I Get Irritable When My Wife and I Don't Have Sex

If my wife and I don’t have sex for 2 or more weeks, I start to get irritable, frustrated and every little thing about her bothers me. How do I cope with this frustration?

This is a complex question with many potential answers.

One of the ways we can explore this is to understand the part of you that gets frustrated. We all have parts and that one part that experiences frustration may have very specific reasons why it feels that way.

Is that frustration coming out of a deeper feeling of being rejected?

Are you taking your wife’s lack of interest in sex personally?

As a sex therapist, I’d like to know that part’s story. 

It may be useful to explore your attachment style with a therapist. People with an anxious attachment style can be more prone to taking a ‘no’ to sex personally, as they are playing out an attachment need from childhood.  

Sometimes men feel that their sense of self-worth is dependent on their partner saying ‘yes’. It may be useful to explore how you feel about yourself depending on if the answer is ‘yes’ or ‘no’ and how that impacts frustration levels. 
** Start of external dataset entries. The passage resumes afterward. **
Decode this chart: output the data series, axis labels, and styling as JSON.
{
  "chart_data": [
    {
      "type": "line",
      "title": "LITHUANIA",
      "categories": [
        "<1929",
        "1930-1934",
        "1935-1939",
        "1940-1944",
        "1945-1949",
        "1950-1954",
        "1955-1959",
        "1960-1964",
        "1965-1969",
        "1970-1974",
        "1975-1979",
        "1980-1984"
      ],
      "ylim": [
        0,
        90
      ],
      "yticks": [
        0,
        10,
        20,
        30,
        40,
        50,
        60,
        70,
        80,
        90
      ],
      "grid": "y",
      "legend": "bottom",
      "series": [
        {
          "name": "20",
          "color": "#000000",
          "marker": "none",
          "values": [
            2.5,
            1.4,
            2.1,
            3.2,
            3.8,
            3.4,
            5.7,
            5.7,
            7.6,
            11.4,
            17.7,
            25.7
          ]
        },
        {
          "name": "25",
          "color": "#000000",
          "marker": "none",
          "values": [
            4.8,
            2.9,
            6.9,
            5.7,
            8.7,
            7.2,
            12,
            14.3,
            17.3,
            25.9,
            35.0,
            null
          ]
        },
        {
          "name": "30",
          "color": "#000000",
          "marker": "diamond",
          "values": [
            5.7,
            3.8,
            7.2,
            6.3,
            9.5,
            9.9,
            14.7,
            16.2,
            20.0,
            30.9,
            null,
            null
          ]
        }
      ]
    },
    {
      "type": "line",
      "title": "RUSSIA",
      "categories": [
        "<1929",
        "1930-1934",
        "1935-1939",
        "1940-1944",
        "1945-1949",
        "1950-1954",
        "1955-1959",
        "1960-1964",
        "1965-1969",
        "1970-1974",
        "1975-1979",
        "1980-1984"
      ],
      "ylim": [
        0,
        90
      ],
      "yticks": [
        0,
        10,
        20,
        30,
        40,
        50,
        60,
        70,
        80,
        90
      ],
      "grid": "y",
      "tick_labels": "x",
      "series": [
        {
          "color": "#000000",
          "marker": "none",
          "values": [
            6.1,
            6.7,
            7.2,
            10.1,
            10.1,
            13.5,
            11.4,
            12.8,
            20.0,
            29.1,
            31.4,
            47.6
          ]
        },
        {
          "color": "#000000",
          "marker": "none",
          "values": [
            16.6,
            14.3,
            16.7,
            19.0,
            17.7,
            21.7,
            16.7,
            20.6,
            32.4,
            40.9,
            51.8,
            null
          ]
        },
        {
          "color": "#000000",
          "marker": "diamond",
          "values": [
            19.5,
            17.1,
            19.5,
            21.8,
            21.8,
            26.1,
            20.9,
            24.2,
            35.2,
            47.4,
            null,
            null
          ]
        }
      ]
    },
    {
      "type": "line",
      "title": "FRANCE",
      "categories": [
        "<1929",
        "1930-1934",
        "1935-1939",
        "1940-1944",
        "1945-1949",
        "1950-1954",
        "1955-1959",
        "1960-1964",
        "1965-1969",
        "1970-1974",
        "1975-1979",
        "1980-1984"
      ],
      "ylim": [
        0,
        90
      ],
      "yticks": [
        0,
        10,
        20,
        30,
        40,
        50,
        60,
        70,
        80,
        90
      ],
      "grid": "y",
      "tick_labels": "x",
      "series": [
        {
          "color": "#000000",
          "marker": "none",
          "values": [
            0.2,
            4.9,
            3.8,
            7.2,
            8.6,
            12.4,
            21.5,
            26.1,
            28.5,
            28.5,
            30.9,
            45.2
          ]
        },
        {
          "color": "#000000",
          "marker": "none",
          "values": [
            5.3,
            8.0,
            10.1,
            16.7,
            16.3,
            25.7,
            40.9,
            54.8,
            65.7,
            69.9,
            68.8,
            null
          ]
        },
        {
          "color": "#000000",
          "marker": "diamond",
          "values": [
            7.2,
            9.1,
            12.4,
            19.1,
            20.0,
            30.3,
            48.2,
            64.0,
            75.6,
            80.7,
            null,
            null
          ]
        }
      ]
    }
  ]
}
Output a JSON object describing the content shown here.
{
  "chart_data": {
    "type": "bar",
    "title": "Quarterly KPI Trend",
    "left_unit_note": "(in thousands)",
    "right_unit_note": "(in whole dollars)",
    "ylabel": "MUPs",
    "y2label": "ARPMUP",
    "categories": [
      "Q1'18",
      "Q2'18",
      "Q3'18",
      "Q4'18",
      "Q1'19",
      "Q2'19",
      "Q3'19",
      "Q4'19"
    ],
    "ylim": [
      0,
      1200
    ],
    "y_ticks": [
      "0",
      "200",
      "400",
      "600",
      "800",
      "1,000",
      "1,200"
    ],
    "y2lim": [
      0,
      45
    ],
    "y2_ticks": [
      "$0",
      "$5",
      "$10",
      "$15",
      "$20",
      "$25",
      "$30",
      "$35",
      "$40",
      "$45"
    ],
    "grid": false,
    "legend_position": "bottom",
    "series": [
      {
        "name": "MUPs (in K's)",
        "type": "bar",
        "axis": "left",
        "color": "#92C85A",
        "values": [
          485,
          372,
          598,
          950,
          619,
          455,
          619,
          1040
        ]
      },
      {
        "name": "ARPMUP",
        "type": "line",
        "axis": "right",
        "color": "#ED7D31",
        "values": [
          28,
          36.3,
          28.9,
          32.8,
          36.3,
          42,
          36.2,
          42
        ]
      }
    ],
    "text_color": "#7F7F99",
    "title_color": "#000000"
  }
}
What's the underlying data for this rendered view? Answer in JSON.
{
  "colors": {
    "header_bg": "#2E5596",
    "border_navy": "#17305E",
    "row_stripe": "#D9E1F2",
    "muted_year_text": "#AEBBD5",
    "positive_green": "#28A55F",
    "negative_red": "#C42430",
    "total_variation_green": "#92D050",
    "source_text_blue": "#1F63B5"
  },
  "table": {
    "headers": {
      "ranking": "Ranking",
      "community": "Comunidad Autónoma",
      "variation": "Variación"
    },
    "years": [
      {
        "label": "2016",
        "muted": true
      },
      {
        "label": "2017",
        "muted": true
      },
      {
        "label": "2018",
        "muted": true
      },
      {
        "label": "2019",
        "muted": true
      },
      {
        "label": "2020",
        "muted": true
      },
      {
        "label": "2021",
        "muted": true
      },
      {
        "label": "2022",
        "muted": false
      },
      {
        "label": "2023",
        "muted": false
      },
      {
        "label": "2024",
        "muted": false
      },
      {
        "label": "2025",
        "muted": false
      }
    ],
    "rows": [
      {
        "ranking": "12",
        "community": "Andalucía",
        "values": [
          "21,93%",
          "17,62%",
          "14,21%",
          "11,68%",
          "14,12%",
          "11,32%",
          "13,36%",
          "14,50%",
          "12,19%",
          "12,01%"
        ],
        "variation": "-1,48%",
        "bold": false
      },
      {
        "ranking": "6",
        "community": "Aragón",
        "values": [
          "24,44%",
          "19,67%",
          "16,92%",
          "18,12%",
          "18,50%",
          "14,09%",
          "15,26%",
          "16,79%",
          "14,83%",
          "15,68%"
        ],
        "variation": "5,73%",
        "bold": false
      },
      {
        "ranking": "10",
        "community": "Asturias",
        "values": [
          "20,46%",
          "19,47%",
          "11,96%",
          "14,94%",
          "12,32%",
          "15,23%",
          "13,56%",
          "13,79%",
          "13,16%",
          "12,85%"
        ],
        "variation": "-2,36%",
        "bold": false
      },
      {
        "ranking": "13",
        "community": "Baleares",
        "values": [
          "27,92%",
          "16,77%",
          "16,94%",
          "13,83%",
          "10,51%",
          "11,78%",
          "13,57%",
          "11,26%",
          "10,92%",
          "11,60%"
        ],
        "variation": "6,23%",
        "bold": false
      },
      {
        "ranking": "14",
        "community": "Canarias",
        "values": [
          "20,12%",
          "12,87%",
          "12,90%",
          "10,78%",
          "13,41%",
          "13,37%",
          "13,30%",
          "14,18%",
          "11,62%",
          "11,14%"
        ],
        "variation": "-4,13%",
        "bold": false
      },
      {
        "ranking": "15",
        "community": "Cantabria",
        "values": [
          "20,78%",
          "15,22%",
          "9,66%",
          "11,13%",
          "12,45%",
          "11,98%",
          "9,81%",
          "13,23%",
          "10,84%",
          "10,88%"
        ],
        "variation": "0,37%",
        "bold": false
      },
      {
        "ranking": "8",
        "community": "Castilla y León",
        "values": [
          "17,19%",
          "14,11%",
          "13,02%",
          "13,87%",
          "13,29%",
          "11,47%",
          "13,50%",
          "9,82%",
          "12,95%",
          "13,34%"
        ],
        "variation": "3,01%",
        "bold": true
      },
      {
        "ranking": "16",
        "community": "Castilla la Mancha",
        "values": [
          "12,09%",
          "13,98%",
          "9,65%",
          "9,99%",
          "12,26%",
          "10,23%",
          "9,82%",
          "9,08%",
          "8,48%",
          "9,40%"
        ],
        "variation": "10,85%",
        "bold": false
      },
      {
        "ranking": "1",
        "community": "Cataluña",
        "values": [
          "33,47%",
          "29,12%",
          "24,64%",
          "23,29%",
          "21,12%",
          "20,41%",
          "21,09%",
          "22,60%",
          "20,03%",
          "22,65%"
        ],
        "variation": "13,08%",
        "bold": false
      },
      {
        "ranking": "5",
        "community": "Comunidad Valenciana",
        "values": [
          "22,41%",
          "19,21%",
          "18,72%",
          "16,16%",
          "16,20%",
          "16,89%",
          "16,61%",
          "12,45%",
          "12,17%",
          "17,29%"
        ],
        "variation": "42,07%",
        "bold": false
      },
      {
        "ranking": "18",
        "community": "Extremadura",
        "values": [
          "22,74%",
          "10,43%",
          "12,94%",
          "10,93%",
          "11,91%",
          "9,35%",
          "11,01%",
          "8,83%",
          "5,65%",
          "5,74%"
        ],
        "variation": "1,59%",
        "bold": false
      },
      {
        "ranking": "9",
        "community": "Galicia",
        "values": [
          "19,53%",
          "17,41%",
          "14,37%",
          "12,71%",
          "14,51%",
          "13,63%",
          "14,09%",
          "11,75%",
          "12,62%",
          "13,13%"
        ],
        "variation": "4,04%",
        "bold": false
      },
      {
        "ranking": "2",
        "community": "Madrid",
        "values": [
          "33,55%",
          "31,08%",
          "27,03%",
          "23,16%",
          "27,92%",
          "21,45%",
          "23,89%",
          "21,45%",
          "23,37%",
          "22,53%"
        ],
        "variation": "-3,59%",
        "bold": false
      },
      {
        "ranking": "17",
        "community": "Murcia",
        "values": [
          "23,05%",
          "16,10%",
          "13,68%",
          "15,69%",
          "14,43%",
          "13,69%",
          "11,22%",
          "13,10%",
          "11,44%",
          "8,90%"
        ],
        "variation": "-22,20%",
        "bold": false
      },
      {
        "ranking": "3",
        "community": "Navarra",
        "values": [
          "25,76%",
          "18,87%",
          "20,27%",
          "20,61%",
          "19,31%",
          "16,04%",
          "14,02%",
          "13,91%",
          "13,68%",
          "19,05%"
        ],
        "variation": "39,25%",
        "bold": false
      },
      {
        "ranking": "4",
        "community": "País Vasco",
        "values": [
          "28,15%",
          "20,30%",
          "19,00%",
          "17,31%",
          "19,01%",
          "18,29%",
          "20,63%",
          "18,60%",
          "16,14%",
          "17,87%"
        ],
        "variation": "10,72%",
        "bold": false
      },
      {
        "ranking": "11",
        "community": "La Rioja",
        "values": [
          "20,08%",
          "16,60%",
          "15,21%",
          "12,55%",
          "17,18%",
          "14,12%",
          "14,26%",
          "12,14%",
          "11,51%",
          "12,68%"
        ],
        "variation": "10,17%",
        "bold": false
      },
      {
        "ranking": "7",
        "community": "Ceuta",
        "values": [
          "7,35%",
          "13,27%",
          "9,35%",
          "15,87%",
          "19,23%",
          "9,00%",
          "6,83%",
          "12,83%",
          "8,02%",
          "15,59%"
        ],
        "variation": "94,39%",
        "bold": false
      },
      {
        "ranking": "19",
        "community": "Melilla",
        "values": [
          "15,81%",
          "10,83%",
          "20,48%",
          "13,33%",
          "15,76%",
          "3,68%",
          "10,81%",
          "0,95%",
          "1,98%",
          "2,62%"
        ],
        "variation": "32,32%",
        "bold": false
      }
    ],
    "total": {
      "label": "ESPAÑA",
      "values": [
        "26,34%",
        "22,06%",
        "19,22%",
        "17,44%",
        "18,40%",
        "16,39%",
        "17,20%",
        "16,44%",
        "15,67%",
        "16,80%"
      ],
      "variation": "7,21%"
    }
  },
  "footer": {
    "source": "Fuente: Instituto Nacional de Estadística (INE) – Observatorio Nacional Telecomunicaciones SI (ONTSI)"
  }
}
From a relational perspective, in this case, when you take a lack of interest in sex from your partner personally and express frustration, how does that impact your partner? Most women feel less sexual desire if a frustrated partner is projecting that experience onto them as their fault or responsibility (intentional or not).

I’d also encourage you to consider that foreplay is broad in a relationship. It consists of everything that has happened since the last sexual encounter. Being frustrated most likely doesn’t produce very arousing foreplay. It is important to create the conditions in which the partner who has less sexual desire is more open to sexual engagement. When one partner has desire, the couple must co-create the conditions necessary for the partner who has 'responsive desire'.